Keane, originally from East Walpole, Mass., is a doctoral student in the Chester F. Carlson Center for Imaging Science at Rochester Institute of Technology. This summer, he joined doctoral students from around the world for the International Computer Vision Summer School held in Ragusa, Sicily, July 15–July 21.
During the program, Keane was awarded the inaugural “Brady Prize” and 600 euros (about $730) for an essay discussing the moral implications of automated vehicle monitoring systems, such as the red-light cameras installed in Rochester. The contest honors the contributions of scientist Sir Michael Brady to computer vision.
Keane traces his academic lineage to Brady, who taught at Massachusetts Institute of Technology and Oxford University. Brady was a doctoral adviser to the adviser of RIT professor Nathan Cahill, who is one of Keane’s advisers. “In academic genealogy, Brady would be my great-grandfather,” Keane says.
The Brady Prize stresses the social impact of technology alongside the fundamental goals of research and development. Keane’s essay considers the ethical traffic jam when surveillance and privacy rights collide.
“As technology advances, individuals in publicly surveilled areas could potentially have a large amount of information about their identity, habits, location and intentions presupposed through computer vision technologies, and these could be used to pass, without questions, judicial or financial judgment on them,” Keane says. “Roadway surveillance for tracking and monitoring individuals seems to be band-aids put on the problem of reckless driving. These techniques should be used as aids, not replacements.”
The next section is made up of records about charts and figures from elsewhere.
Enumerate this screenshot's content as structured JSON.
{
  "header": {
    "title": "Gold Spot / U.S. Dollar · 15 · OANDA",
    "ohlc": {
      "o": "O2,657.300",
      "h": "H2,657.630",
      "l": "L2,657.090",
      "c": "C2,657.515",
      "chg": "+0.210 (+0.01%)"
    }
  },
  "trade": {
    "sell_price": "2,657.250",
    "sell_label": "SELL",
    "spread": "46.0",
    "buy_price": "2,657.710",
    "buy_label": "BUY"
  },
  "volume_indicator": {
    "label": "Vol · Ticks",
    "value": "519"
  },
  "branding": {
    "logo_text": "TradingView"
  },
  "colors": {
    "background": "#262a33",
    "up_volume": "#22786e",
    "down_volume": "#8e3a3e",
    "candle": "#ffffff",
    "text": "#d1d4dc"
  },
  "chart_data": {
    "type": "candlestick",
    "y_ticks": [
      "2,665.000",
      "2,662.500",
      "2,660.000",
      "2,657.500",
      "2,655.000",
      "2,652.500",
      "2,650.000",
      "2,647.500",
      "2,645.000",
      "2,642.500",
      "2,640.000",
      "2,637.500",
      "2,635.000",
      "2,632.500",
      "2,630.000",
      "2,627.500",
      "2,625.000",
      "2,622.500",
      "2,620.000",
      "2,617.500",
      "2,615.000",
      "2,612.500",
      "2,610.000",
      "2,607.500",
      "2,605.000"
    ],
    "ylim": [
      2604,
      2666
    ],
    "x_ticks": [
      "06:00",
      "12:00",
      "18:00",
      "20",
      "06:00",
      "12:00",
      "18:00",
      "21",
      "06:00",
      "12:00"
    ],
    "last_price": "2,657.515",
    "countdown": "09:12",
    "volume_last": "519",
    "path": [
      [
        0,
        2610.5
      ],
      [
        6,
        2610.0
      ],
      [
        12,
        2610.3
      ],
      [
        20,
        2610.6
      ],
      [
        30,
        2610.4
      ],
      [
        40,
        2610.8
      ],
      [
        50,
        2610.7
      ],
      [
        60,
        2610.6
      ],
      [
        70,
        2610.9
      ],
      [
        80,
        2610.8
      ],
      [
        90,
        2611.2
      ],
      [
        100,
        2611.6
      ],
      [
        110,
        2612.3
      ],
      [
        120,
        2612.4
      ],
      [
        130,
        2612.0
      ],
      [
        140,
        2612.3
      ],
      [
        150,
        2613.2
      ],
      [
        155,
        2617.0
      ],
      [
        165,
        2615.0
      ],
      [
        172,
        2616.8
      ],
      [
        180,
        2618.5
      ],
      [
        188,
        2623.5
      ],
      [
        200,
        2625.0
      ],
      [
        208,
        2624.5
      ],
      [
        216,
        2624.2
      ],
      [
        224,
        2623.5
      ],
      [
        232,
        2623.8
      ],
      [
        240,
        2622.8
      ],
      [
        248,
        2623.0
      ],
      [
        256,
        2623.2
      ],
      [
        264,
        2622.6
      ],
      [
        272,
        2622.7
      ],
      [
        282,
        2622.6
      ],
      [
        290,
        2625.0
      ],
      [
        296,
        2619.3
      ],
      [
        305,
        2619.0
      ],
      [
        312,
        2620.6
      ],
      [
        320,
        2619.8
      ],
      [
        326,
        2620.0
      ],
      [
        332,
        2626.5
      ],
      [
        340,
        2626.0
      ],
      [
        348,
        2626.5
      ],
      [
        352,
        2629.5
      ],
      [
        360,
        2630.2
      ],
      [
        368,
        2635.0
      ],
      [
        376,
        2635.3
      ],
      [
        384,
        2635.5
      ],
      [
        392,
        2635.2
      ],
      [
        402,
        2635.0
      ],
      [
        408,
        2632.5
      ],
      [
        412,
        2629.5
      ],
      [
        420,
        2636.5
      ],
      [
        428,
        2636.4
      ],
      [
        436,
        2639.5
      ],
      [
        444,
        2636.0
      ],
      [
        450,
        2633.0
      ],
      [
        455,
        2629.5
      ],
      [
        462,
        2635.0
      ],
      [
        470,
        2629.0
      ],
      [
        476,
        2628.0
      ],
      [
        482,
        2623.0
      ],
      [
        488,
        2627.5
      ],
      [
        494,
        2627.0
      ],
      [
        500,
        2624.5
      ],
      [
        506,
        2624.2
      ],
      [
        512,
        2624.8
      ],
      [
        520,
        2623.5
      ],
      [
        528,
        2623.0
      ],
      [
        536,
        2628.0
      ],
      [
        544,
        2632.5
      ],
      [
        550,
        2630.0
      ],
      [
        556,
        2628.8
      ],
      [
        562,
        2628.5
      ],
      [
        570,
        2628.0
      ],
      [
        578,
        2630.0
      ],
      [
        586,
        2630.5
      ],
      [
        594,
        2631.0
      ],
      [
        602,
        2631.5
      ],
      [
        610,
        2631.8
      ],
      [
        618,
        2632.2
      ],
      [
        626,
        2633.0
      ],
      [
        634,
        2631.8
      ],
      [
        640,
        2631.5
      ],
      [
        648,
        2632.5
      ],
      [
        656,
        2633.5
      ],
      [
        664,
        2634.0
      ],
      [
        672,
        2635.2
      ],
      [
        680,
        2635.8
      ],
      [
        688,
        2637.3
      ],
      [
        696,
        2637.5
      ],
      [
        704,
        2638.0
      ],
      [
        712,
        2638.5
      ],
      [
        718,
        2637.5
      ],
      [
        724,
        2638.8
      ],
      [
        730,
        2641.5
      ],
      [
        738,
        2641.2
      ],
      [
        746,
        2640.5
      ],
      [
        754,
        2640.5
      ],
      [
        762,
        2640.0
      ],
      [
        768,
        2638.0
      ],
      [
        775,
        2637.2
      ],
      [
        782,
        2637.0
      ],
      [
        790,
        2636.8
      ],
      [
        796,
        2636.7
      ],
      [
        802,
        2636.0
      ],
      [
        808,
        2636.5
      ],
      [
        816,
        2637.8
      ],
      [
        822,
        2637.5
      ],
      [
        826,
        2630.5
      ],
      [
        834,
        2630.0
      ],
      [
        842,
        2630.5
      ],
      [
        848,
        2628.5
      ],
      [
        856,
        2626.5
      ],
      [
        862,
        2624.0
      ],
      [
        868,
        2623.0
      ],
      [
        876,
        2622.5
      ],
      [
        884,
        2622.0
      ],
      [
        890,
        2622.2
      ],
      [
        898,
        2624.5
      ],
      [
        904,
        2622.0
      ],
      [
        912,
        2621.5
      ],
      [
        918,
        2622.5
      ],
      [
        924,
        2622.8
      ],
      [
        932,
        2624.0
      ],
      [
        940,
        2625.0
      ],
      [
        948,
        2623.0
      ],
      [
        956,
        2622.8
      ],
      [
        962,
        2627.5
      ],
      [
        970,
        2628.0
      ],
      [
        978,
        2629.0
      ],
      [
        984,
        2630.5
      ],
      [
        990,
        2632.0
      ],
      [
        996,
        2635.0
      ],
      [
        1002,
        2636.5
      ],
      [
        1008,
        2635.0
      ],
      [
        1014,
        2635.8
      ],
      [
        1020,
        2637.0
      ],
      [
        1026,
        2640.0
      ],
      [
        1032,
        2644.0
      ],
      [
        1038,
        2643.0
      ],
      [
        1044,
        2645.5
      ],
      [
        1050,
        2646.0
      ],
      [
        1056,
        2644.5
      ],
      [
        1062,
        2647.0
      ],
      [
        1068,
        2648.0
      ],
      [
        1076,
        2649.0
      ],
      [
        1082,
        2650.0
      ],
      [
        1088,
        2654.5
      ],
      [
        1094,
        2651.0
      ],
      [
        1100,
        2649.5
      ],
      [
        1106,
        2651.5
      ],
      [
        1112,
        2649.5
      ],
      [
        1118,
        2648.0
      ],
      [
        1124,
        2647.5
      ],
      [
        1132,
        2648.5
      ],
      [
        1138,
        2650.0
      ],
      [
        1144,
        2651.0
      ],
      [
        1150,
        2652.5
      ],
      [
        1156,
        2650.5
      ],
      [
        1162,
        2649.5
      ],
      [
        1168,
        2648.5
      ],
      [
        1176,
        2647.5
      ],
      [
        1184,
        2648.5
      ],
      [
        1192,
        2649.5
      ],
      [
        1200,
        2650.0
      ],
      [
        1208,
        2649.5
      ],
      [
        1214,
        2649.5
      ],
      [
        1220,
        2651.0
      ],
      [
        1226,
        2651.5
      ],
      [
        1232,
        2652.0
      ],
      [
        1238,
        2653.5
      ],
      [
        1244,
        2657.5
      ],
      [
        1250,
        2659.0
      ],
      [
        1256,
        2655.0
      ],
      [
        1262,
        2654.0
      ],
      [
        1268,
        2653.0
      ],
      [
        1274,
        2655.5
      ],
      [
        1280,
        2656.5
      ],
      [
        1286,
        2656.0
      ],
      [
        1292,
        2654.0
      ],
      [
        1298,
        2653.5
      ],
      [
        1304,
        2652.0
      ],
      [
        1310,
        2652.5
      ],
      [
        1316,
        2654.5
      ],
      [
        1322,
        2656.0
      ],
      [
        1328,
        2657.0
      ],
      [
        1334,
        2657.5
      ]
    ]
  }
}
Keane, who earned his B.S./M.S. in electrical engineering at RIT in 2011, is conducting his doctoral research in computer vision under Cahill, associate professor in the Center for Applied and Computational Mathematics in the School of Mathematical Sciences at RIT and a graduate faculty member in the Center for Imaging Science, and Jeff Pelz, professor in the Multidisciplinary Vision Research Lab in the Center for Imaging Science.
A project in Pelz’s lab took Keane to Death Valley National Park in California last March. Pelz and his other assistants collected eye-tracking data of University of Rochester students on a geological field trip as part of an RIT-UR collaboration investigating the way novices learn visual cues from experts. The study tracks how students gain knowledge by focusing on important features and blocking out unnecessary information in their surroundings. Keane captured panoramic and still imagery of the vistas the students looked at during the trip.
Back in the laboratory, Keane projects the eye-tracking data onto the landscape imagery and builds three-dimensional surface models registering, or lining up, the data into seamless and deep images that track the students’ progress from novice to initiated student. The technology has potential applications as teaching tools and in distance learning.
After finishing his doctoral degree, Keane plans to let his computer-vision skills take him further afield. He plans to pursue a career in industry developing algorithms for three-dimensional technology for film or television productions.